Frankie loves to lick, Everything. Every time He is fed a treat (polo, apple etc) He'll then spend ages licking my hand, arm.. anything thing He can get to. &amp; if no ones there, He just licks the wall. He has a salt lick in his stable which he doesnt touch and his teeth are fine and dont need doing.
He's an odd boy =\
As far as I can tell theres no harm in it. The vet didnt seem to mind when he came to do his vaccs and frankie stood there licking his face for tweny minutes!
x


----------



## Irishcobs (6 July 2008)

Most of the horses at work love licking me but not the others at the yard, even those that have salt licks. Maybe I sweat more than the others (eugh!!) or maybe they like my shower gel I don't no.


----------



## Sharonr (6 July 2008)

My boy licks me loads and he has access to a salt lick too.

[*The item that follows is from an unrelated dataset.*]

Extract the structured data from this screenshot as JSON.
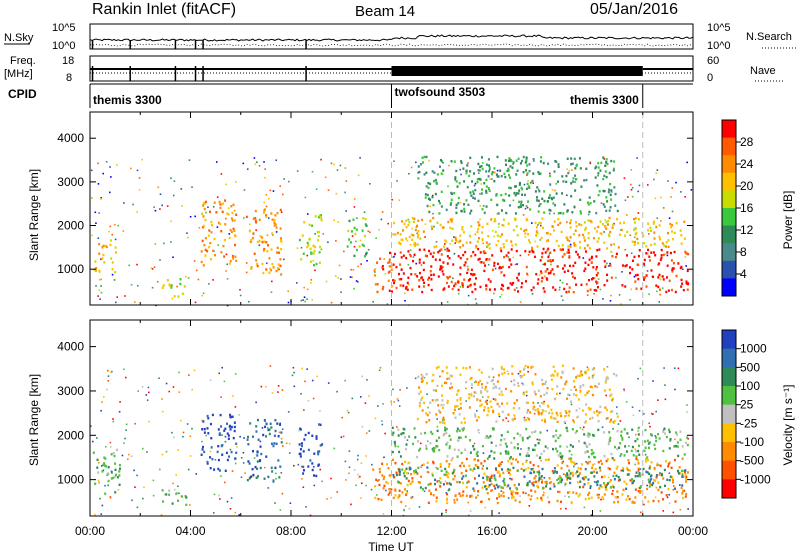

He licks my hands, face, jacket, jeans, boots.....feel that he is just being very affectionate when he does and it's quite sweet.


----------



## JoJo_ (6 July 2008)

My mare likes to lick my hands. Shes 7 but quite babyish in the way that she will try to get her lips around anything she can. But she doesnt bite. I think its just playfulness too. She has a salt lick in her stable.


----------



## Henbug (6 July 2008)

Mine licks me all the time and loves to stick his tongue out to have it scratched/squeezed (weird pony i know).  There's no time he does it particularly just when ever.  He has a salt lick in his stable but he doesn't lick it that much.  He does occsionally but not often.


----------



## Ebenezer_Scrooge (6 July 2008)

My horse also licks alot and he has a salt lick that he uses. He seems to love my jeans, top, chest anywhere really.  He always does during a scratching session on his back, neck, withers etc if he can reach me.  Sometimes he grooms me back but usually he licks!


----------



## sachak (6 July 2008)

chester licks me but i fear he may start thinking his name is NO so ive given up!!!


----------



## tania01 (7 July 2008)

my youngster licks me all the time ever since i had him.


----------



## Mosh (7 July 2008)

mine licks me and a few other people.
maybe he thinks we taste nice?


----------